Attacker Data Injection Methods
- Corrupting moderate amounts of training data enables significant harm.
- Vectors include editable sources like Wikipedia, which is often upsampled in training.
- Modern datasets (e.g., LAION-5B for image-text pairs) are vulnerable: distributed as captions with links, where links can be altered (e.g., via domain purchases for 404 errors).
- This issue persists in text-image datasets as of 2025.
- Text-Only Datasets
  - Sources like Wikipedia are prone to vandalism.
  - Dumps occur monthly, allowing persistent alterations.

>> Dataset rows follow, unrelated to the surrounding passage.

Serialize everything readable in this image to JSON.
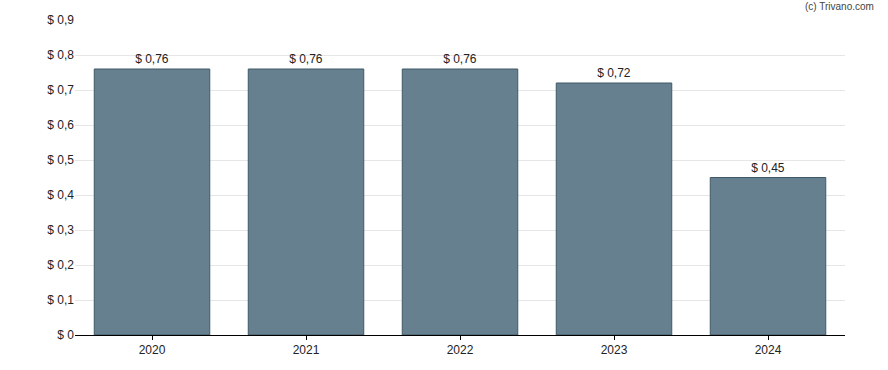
{
  "chart_data": {
    "type": "bar",
    "categories": [
      "2020",
      "2021",
      "2022",
      "2023",
      "2024"
    ],
    "values": [
      0.76,
      0.76,
      0.76,
      0.72,
      0.45
    ],
    "value_labels": [
      "$ 0,76",
      "$ 0,76",
      "$ 0,76",
      "$ 0,72",
      "$ 0,45"
    ],
    "data_labels": true,
    "color": "#66808f",
    "ylim": [
      0,
      0.9
    ],
    "yticks": [
      {
        "value": 0,
        "label": "$ 0"
      },
      {
        "value": 0.1,
        "label": "$ 0,1"
      },
      {
        "value": 0.2,
        "label": "$ 0,2"
      },
      {
        "value": 0.3,
        "label": "$ 0,3"
      },
      {
        "value": 0.4,
        "label": "$ 0,4"
      },
      {
        "value": 0.5,
        "label": "$ 0,5"
      },
      {
        "value": 0.6,
        "label": "$ 0,6"
      },
      {
        "value": 0.7,
        "label": "$ 0,7"
      },
      {
        "value": 0.8,
        "label": "$ 0,8"
      },
      {
        "value": 0.9,
        "label": "$ 0,9"
      }
    ],
    "grid": true,
    "annotations": [
      "(c) Trivano.com"
    ]
  }
}
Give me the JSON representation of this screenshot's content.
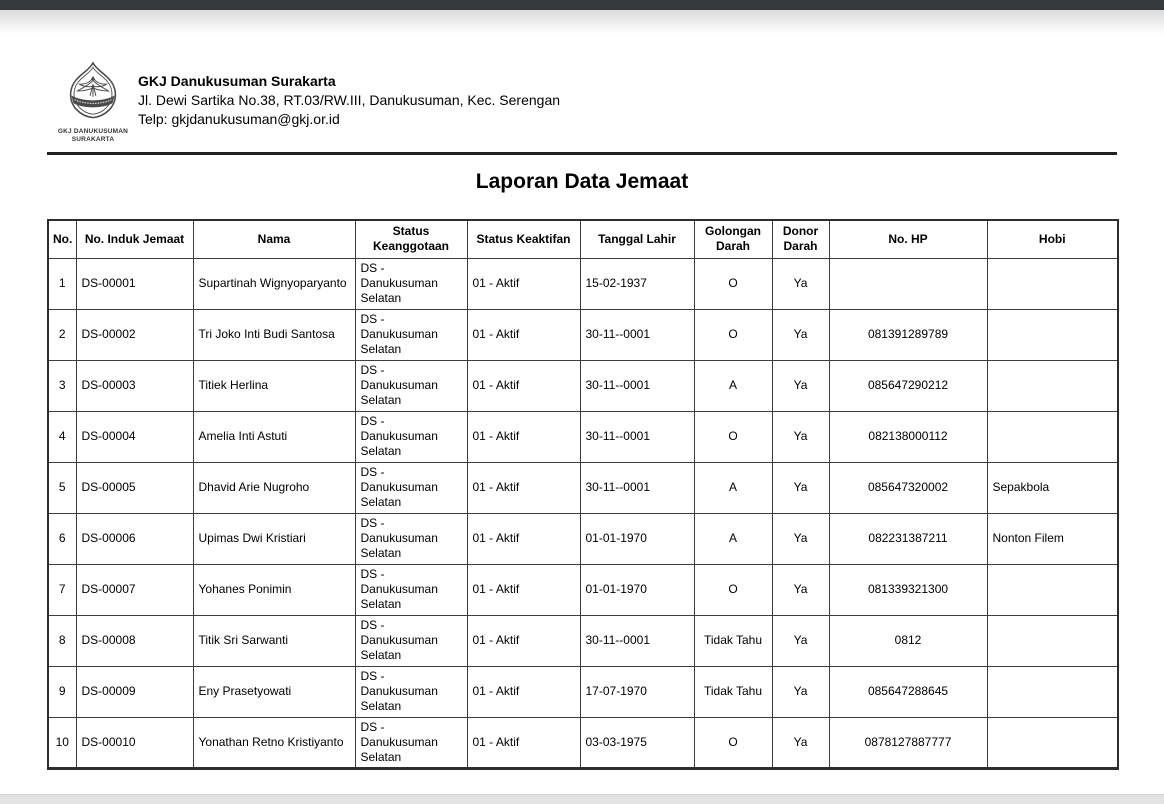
{
  "chrome": {
    "topbar_color": "#36393b",
    "bottombar_color": "#e3e3e3"
  },
  "letterhead": {
    "org_name": "GKJ Danukusuman Surakarta",
    "address": "Jl. Dewi Sartika No.38, RT.03/RW.III, Danukusuman, Kec. Serengan",
    "contact": "Telp: gkjdanukusuman@gkj.or.id",
    "logo_caption_lines": [
      "GKJ DANUKUSUMAN",
      "SURAKARTA"
    ]
  },
  "report": {
    "title": "Laporan Data Jemaat"
  },
  "table": {
    "columns": [
      "No.",
      "No. Induk Jemaat",
      "Nama",
      "Status Keanggotaan",
      "Status Keaktifan",
      "Tanggal Lahir",
      "Golongan Darah",
      "Donor Darah",
      "No. HP",
      "Hobi"
    ],
    "rows": [
      [
        "1",
        "DS-00001",
        "Supartinah Wignyoparyanto",
        "DS - Danukusuman Selatan",
        "01 - Aktif",
        "15-02-1937",
        "O",
        "Ya",
        "",
        ""
      ],
      [
        "2",
        "DS-00002",
        "Tri Joko Inti Budi Santosa",
        "DS - Danukusuman Selatan",
        "01 - Aktif",
        "30-11--0001",
        "O",
        "Ya",
        "081391289789",
        ""
      ],
      [
        "3",
        "DS-00003",
        "Titiek Herlina",
        "DS - Danukusuman Selatan",
        "01 - Aktif",
        "30-11--0001",
        "A",
        "Ya",
        "085647290212",
        ""
      ],
      [
        "4",
        "DS-00004",
        "Amelia Inti Astuti",
        "DS - Danukusuman Selatan",
        "01 - Aktif",
        "30-11--0001",
        "O",
        "Ya",
        "082138000112",
        ""
      ],
      [
        "5",
        "DS-00005",
        "Dhavid Arie Nugroho",
        "DS - Danukusuman Selatan",
        "01 - Aktif",
        "30-11--0001",
        "A",
        "Ya",
        "085647320002",
        "Sepakbola"
      ],
      [
        "6",
        "DS-00006",
        "Upimas Dwi Kristiari",
        "DS - Danukusuman Selatan",
        "01 - Aktif",
        "01-01-1970",
        "A",
        "Ya",
        "082231387211",
        "Nonton Filem"
      ],
      [
        "7",
        "DS-00007",
        "Yohanes Ponimin",
        "DS - Danukusuman Selatan",
        "01 - Aktif",
        "01-01-1970",
        "O",
        "Ya",
        "081339321300",
        ""
      ],
      [
        "8",
        "DS-00008",
        "Titik Sri Sarwanti",
        "DS - Danukusuman Selatan",
        "01 - Aktif",
        "30-11--0001",
        "Tidak Tahu",
        "Ya",
        "0812",
        ""
      ],
      [
        "9",
        "DS-00009",
        "Eny Prasetyowati",
        "DS - Danukusuman Selatan",
        "01 - Aktif",
        "17-07-1970",
        "Tidak Tahu",
        "Ya",
        "085647288645",
        ""
      ],
      [
        "10",
        "DS-00010",
        "Yonathan Retno Kristiyanto",
        "DS - Danukusuman Selatan",
        "01 - Aktif",
        "03-03-1975",
        "O",
        "Ya",
        "0878127887777",
        ""
      ]
    ]
  }
}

Defenses Against Poisoning

Dataset Integrity Measures
- Adding hashes to verify dataset authenticity; however, this can be overly aggressive, triggering false positives from minor changes (e.g., watermarks or aspect ratio adjustments).
Wikipedia-Specific Solutions
- Randomize article saving or include only edits stable for a defined period to mitigate vandalism.
General Dataset Protections
- Apply similar randomization or stability checks to Common Crawl and other services, often managed by small teams.
- Recent research (as of 2025) highlights new poisoning variants, such as overthinking backdoors and finetuning-activated backdoors, emphasizing the need for ongoing defenses.

Model Stealing

Overview
Model stealing involves accessing a remote model via an Application Programming Interface (API) and training a surrogate model to replicate its behavior. This process, also known as model distillation, uses a teacher-student paradigm where the student model (typically smaller) learns from the teacher’s outputs. Distillation is effective in practice, as the teacher provides richer signals like probability distributions (logits) beyond just final predictions. This technique has been studied in the context of function approximation and reverse engineering.
Historical Examples
- Stanford’s Alpaca project fine-tuned the LLaMA model (a Large Language Model, or LLM, developed by Meta) on data generated by GPT-3 outputs.
- Student models rarely match the teacher’s performance exactly, often due to differences in scale and training data.
Real-World Implications
- Distillation of Chinese open models raises concerns, as these models may incorporate censorship or biases (e.g., avoiding certain topics) from their training.
- Allegations surfaced in early 2025 that DeepSeek queried OpenAI servers to distill models, particularly for mathematics and reasoning traces, leading to investigations by OpenAI and U.S. government involvement. DeepSeek denied wrongdoing, but this highlights potential intellectual property theft via distillation.
Provider Responses
- As of 2025, many providers (e.g., OpenAI, Anthropic) have begun hiding reasoning traces to prevent distillation, driven by concerns over model stealing and privacy. Joint research from major labs warns that transparency in AI reasoning may soon diminish, as models evolve to internalize thoughts without external visibility.
Analogy to Cryptanalysis
- Model stealing resembles cryptanalysis, where a known algorithm generates data from a seed, and reversal is intentionally hardened. Neural networks (NNs) are not optimized for such hardness, allowing adaptation of cryptographic reversal techniques.
Specific Stealing Techniques
- Linear Classifiers
  - For a model with \(d+1\) variables, exact recovery is possible with \(d+1\) queries, solving the system of equations.
- Extensions to Deeper Models
  - Applicable to networks with Rectified Linear Unit (ReLU) activations, which produce piecewise linear outputs.
  - Recovery involves identifying linear functions per subregion; this is complex but feasible with access to output derivatives.
  - Limited to small models under specific conditions, enabling one-to-one model theft.

Reverse Engineering Alternatives

If Full Model Theft Fails
- Estimate model parameters like size, embedding dimensions, and vocabulary size.
- Vocabulary size often exceeds hidden dimensions; knowing width allows depth estimation via empirical ratios.
- With logit access, linear algebra techniques can recover these details, successfully demonstrated on models like ChatGPT.